The crime is a federal felony and carries heavy penalties.

What looks like a tight beam of light on the ground will expands when the light is refracted on the aircraft--temporarily blinding the pilot.

"Think about driving your car and having temporary blindness. If there's traffic coming the other direction, you can't see what lane you're in. Compound that by being up in the air, having to rely on the instruments that you can no longer see," says Sgt. Jeff Andriese, an aerial supervisor with the California Highway Patrol.

On March 10, Sergio Patrick Rodriguez, 26, of Clovis, was sentence to 14 years in prison for aiming a laser at a Fresno Police helicopter in 2012.

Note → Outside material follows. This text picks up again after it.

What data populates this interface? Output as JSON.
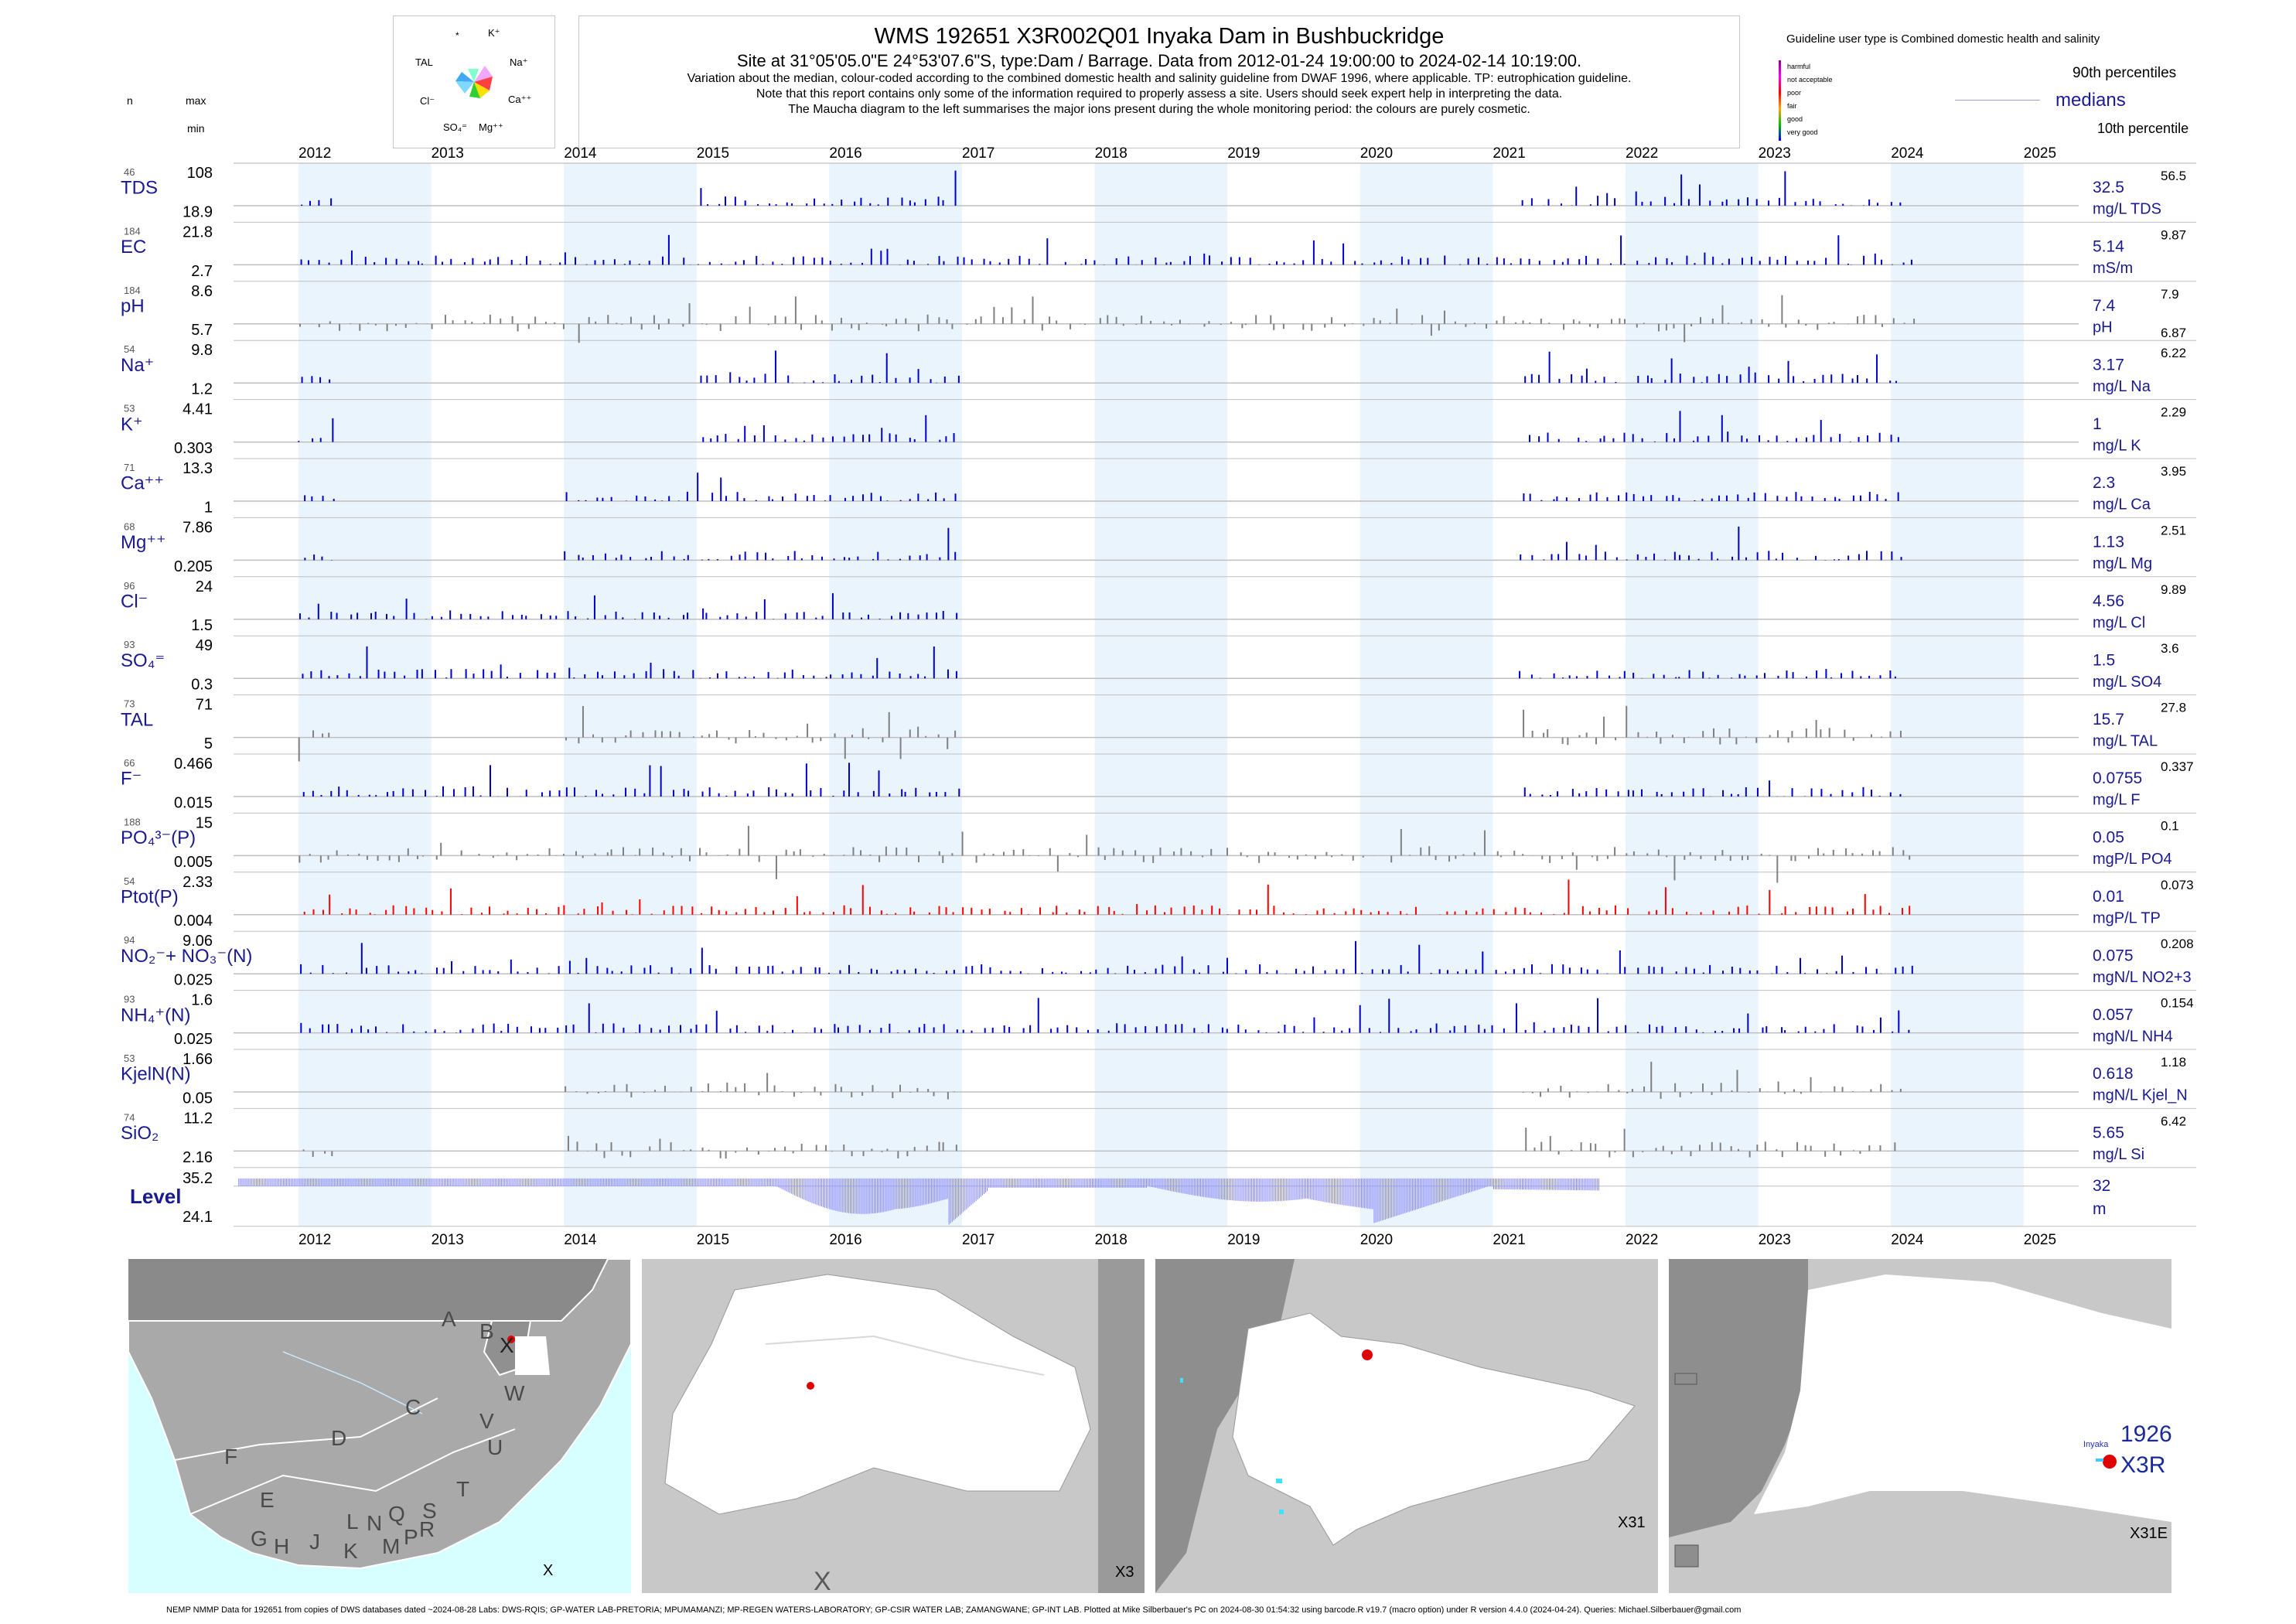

Pilot Ken Schneider with the Fresno Police Department was flying Air One, investigating reports of a laser striking an emergency transport helicopter for Children's Hospital. He says his helicopter was hit with the same laser.

"This was an intentional attack with the laser specifically targeted of our helicopter and the air crew," Schneider says.

Assistant U.S. Attorney Karen Escobar helped prosecute this case. She says the punishment fit the crime.

"He had a history of outstanding warrants, gang affiliation, he had a history of violence," Escobar says.

While the green laser used in this attack was 13 times more powerful than what's permissible for hand-held laser devices, all lasers come labeled with warnings that it is against the law to point a laser at an aircraft.

"You're not only making the pilots the victims, but you're making everybody else on the aircraft victims as well," says Ryan Burk, a pilot with the Fresno County Sheriff's Office. "You're also making the victims of anybody else in the sky and the people on the ground."

Rodriguez's girlfriend, Jennifer Lorraine Coleman, 23, was also convicted in this case. Coleman will be sentenced May 12. She faces a maximum of five years in prison and a $250,000 fine.

The FBI is offering a reward of $10,000 for laser pointing reports that lead to an arrest.